도1은 본 발명을 따른 동적 프로그래밍 스케일 팩터 최적화를 포함하는 간단하면서 고레벨의 엔코딩 공정을 도시한 것이다. 이 도면은 상술된 모델 정보로부터 직접 스케일 팩터 추정과 결합되는 본 발명을 따른 스케일 팩터 최적화를 도시한 것이다. 다른 스케일 팩터 유도 기술이 본 발명의 개시 내용을 사용하여 개선될 수 있지만, 본 발명은 특히 직접 추정 기술에 사용하는데 적합하다.Figure 1 illustrates a simple, high level encoding process involving dynamic programming scale factor optimization in accordance with the present invention. This figure illustrates a scale factor optimization in accordance with the present invention combined with scale factor estimation directly from the model information described above. Although other scale factor derivation techniques can be improved using the present disclosure, the present invention is particularly suitable for use in direct estimation techniques.

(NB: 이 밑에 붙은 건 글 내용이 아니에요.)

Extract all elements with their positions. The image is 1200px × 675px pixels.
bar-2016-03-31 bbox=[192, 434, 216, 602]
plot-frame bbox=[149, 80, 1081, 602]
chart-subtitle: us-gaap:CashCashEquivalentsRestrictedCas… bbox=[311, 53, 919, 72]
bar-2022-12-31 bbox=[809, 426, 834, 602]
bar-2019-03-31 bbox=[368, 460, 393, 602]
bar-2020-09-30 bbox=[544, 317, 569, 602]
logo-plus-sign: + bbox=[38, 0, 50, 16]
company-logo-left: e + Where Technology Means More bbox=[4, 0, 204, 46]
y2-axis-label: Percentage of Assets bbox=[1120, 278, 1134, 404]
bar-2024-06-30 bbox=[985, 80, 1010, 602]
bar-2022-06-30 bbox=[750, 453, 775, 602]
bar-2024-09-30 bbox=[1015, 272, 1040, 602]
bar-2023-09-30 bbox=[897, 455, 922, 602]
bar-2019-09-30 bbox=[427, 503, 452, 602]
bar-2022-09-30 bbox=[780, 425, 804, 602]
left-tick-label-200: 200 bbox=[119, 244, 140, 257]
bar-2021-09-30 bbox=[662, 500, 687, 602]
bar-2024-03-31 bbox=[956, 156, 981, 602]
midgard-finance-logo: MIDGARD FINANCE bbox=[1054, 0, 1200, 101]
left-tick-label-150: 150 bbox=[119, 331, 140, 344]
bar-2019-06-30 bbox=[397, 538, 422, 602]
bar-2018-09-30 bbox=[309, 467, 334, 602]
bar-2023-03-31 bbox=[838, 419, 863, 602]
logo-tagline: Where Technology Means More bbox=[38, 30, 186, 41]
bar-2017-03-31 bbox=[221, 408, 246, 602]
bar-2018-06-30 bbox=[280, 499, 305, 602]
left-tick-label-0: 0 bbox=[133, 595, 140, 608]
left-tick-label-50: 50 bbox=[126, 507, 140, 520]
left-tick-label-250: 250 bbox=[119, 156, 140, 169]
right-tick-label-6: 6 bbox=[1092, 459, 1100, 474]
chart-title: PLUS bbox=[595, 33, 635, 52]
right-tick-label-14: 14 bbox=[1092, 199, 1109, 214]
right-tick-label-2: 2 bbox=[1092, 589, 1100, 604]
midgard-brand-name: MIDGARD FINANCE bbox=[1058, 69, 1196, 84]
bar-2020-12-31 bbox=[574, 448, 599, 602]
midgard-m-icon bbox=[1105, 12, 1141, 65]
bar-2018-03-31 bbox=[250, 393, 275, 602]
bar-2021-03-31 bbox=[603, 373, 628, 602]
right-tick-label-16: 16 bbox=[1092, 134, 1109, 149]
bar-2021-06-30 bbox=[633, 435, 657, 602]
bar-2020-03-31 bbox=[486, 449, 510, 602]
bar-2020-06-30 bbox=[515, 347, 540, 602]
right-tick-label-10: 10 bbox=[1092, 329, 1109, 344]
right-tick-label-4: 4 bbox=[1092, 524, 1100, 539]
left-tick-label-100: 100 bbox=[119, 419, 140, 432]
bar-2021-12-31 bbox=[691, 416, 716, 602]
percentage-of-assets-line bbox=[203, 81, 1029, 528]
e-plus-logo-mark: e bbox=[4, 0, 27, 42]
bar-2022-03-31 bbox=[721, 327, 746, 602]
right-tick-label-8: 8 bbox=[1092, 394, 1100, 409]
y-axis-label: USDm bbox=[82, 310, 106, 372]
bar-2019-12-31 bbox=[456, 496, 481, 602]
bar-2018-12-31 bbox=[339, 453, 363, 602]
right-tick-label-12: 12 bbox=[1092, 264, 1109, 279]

도1에서, 입력 오디오는 전처리(4)(예를 들어, 일시적 잡음 셰이핑(TNS), 스테레오 애플리케이션을 위한 예측 및 중간측 코딩(MS)) 보다 앞서 MDCT(2)를 사용하여 변환된다. 입력은 또한 사이코아쿠스틱 모델(6)로 통과되는데, 이 모델은 마스킹 레벨을 계산한다. 상술된 바와 같이, 마스킹 모델은 각 대역에 대한 스케일 팩터("스케일 팩터 계산"(8))을 계산하는데 직접적으로 사용된다. 이 기술에 의해 도출되는 예비 스케일 팩터가 사이코아쿠스틱 요건과 대단히 밀접하게 근사화되지만, 스케일 팩터값의 높은 대역간 변화는 고 전송 코스트를 초래한다. 이 코스트를 최소화하기 위하여, 본 발명을 따른 스케일 팩터 최적화(10)는 레이트 루프(12) 및 무잡음 코딩(차동 Huffman 코딩)(14)에서 MDCT 스펙트럼에 이들을 적용하기 전 예비 스케일 팩터를 처리한다. In Figure 1, the input audio is transformed using MDCT 2 prior to preprocessing 4 (e.g., temporal noise shaping (TNS), prediction for intermediate applications and intermediate side coding (MS)). The input is also passed to the psychoacoustic model 6, which calculates the masking level. As described above, the masking model is used directly to calculate the scale factor ("scale factor calculation" 8) for each band. Although the preliminary scale factor derived by this technique is very close to the psychoacoustic requirements, high interband variations of the scale factor values result in high transmission costs. In order to minimize this cost, scale factor optimization 10 according to the present invention processes the preliminary scale factor before applying them to the MDCT spectrum in rate loop 12 and noiseless coding (differential Huffman coding) 14.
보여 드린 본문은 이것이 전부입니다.